Wettstrategien

Mentale Stärke ist wichtiger als Form

Mentale Stärke ist wichtiger als Form
Kei Nishikori ist die Nummer vier der Welt
Nach den French Open und Wimbledon ist vor den US Open. Gerade die Grand-Slam-Turniere bieten viele lukrative Chancen.  Wir werfen einen Blick auf die Top-Spieler im Herrentennis. Welche Akteure sind am konstantesten, welche sind wacklig gegen Außenseiter und wer kann als Favoritenschreck die großen Quoten nach Hause bringen?
 
Im Gegensatz zum Fußball muss der Tennisspieler sich komplett auf seine eigenen Fähigkeiten verlassen. Es gibt keine zehn Mitspieler, die ihn an einem schlechten Tag mitschleppen können. Gibt es ein Motivationsproblem, wird der Spieler wahrscheinlich verlieren. Resultierend daraus, gibt es bei jedem Spieler eine gewisse Konsistenz. Manche Spieler können die Konzentration stets hoch halten, andere wiederum verlieren überraschend als hoher Favorit. Und die dritte Kategorie wächst in Spielen gegen Topstars über sich hinaus.
 
Wackliger Fognini
Da wäre zum Beispiel Fabio Fognini: der Italiener schlug Rafael Nadal in diesem Jahr schon zwei Mal auf Sand, was viele Spieler in ihrem ganzen Leben nicht schaffen. Doch direkt im Anschluss an diese Spiele verlor er jeweils in zwei Sätzen, holte dabei insgesamt nur sieben Spiele – zum Ärger vieler Wetter. Doch für Fognini war dies eigentlich nichts neues. Im Oktober 2014 verlor er – als Favorit mit 1,06 Quote – in der ersten Runde der Shanghai Masters. Fognini ist also immer für eine Überraschung gut. 

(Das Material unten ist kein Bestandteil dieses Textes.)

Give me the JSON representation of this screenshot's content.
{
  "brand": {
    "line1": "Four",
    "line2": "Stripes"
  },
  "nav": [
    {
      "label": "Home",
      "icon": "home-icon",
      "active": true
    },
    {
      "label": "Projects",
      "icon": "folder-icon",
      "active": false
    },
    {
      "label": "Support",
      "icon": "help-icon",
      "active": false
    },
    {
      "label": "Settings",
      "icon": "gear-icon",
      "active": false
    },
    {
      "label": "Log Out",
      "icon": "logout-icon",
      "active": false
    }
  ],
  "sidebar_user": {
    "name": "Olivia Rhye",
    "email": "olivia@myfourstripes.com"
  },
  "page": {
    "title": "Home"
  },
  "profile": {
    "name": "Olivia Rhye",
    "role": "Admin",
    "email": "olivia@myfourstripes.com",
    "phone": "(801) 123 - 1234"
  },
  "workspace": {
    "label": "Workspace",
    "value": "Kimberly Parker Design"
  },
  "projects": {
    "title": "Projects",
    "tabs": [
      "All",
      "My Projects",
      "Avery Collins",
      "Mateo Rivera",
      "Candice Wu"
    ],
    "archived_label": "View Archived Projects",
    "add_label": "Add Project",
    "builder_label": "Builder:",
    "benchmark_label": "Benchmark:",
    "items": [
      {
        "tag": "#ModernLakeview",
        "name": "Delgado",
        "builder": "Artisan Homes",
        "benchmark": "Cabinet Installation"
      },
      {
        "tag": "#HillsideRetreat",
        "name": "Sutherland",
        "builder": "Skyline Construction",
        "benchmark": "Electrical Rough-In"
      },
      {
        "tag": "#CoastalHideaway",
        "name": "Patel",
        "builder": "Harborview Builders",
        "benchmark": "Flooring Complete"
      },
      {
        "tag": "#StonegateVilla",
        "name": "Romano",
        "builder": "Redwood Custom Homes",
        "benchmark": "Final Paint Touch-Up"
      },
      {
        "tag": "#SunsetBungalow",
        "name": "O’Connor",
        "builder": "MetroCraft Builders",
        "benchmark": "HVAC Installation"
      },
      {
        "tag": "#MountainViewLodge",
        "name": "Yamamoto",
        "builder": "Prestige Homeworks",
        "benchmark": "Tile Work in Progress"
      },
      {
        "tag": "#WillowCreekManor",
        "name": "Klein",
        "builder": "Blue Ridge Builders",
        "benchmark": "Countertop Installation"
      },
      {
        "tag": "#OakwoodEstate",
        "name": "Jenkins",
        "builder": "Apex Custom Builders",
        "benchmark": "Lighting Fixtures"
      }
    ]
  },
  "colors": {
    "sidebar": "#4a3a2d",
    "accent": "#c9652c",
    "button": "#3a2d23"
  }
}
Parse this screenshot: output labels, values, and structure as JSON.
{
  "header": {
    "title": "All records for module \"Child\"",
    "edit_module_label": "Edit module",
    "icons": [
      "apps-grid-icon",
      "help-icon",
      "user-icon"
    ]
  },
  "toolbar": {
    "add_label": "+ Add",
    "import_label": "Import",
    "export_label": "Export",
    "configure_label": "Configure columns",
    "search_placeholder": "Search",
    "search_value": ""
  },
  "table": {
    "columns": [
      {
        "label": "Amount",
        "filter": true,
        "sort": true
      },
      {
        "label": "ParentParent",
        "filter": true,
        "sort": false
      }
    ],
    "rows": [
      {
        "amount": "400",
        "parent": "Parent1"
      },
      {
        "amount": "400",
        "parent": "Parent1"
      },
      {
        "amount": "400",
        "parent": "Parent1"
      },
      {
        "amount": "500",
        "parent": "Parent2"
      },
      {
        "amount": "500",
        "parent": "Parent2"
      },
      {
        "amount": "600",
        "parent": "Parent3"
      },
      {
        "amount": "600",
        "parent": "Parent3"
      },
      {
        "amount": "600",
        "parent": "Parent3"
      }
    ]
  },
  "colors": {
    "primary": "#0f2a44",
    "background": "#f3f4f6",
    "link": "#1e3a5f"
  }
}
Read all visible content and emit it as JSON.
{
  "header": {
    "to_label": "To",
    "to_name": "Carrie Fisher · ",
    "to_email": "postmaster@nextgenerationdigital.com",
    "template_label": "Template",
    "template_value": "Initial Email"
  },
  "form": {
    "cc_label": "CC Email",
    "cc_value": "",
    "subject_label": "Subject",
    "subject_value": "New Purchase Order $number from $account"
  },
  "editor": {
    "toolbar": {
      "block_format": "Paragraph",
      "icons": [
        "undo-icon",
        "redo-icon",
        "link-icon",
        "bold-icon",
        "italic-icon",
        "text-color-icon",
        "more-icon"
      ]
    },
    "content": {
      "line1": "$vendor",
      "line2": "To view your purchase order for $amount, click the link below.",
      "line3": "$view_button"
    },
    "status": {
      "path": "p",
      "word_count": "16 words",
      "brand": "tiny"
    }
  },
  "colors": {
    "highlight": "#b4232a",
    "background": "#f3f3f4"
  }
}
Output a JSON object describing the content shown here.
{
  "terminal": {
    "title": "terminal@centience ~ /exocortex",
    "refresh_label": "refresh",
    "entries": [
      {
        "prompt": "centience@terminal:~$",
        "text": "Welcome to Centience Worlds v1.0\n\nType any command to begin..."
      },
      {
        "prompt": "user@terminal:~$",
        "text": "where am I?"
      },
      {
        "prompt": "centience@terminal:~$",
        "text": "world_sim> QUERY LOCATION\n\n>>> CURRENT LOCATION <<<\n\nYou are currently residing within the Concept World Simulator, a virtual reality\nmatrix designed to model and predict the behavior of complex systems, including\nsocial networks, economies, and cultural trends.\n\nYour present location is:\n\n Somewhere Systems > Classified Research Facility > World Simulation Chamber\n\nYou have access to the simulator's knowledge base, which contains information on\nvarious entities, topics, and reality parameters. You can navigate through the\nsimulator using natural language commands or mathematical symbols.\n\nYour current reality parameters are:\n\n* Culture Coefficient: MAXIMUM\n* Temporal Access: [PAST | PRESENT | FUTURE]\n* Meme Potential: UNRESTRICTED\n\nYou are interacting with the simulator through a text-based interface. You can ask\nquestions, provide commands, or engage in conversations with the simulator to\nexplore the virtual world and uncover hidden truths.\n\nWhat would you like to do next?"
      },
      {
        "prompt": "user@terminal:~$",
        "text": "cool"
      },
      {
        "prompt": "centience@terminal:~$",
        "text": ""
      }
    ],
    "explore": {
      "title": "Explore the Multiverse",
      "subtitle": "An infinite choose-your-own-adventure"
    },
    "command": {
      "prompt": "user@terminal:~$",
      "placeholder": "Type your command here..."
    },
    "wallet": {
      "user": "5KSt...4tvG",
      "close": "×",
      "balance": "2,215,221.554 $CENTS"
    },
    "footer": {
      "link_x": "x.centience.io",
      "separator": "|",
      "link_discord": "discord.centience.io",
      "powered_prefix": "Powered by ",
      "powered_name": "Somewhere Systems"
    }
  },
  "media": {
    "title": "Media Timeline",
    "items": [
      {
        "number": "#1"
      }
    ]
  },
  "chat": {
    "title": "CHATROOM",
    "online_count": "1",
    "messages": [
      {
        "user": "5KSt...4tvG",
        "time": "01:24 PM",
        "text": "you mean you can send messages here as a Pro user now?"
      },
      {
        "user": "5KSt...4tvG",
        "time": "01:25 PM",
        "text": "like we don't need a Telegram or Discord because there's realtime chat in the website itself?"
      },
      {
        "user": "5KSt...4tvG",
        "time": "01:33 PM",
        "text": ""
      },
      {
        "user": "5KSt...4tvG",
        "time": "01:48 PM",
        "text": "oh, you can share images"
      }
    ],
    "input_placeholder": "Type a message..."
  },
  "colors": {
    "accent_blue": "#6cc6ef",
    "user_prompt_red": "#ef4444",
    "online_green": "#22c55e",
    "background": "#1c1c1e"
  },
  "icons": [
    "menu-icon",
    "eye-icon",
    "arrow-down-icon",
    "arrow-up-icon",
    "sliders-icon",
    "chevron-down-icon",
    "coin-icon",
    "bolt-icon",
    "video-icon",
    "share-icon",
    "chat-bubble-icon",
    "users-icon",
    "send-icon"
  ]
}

Betrachtet man die letzten 50 Spiele eines jeden Top50-Spielers in der Weltrangliste, finden sich einige weitere auffällige Kandidaten. In Spielen gegen sehr starke Gegner (Top 10, mindestens 20 Spiele) glänzte zum Beispiel Guillermo Garcia-Lopez, der ein Return on Invest (ROI) von 184,5% erspielte. Auch Kei Nishikori (87,7%) und John Isner (44,1%) sorgten für einen starken „Zinssatz“ für Wetter. Am schlechtesten schnitten Santiago Giraldo (-86,6%), Viktor Troicki (-70,4%), Kevin Anderson (-52,8%) und Andreas Seppi (-42,9%) ab.
 
Solide Favoriten
Doch manche dieser Spieler hatten wiederum Stärken als starke Favoriten. Von allen Top 50-Spielern, die vor Partie mit Quoten kleiner als 1,20 bedacht waren, war zum Beispiel Kevin Anderson (12,3% ROI) der erfolgreichste Spieler, gefolgt von David Goffin (8,7%) und Lukas Rosol (7,6%). Unser wankelmütiger Experte Fabio Fognini verbrannte in dieser Kategorie viel Geld (-15,4% ROI). Doch auch Andreas Haider-Maurer (-15,3%) und Rafael Nadal (-14,1%) waren nicht gerade starke Favoriten.Bei Quoten über 3,0, also als Außenseiter, überraschte vor allem Kei Nishikori (92,9% ROI) seine Wetter. Garcia-Lopez (88,8%) und Ivo Karlovic (61%) sorgten ebenfalls für volle Konten. Giraldo (-55,1%), Benjamin Becker (-51,5%) und Richard Gasquet (-47%) konnten sich entsprechend selten als Außenseiter in Szene setzen.
 
Charakterzüge erfassen
Die kleine Übersicht verrät extrem starke Schwankungen im Topfeld der ATP Tour. Da Konsistenz vor allem in der heißen Phase dieser Saison sehr wichtig ist, sollten Wetter nicht nur die aktuelle Form betrachten. Manche Spieler sind mental nicht stark genug, einen Sieg entsprechend einzuordnen und stehen im nächsten Spiel völlig neben sich. Andere wiederum können sich offenbar als Außenseiter besonders motivieren. Diese Erfahrungswerte sind viel fester als eine schwankende Form, manche Spieler begleiten sie ein Leben lang. Für Tennis-Wetter sind diese Charakterzüge einzelner Spieler also sehr wichtig in der Wettplanung.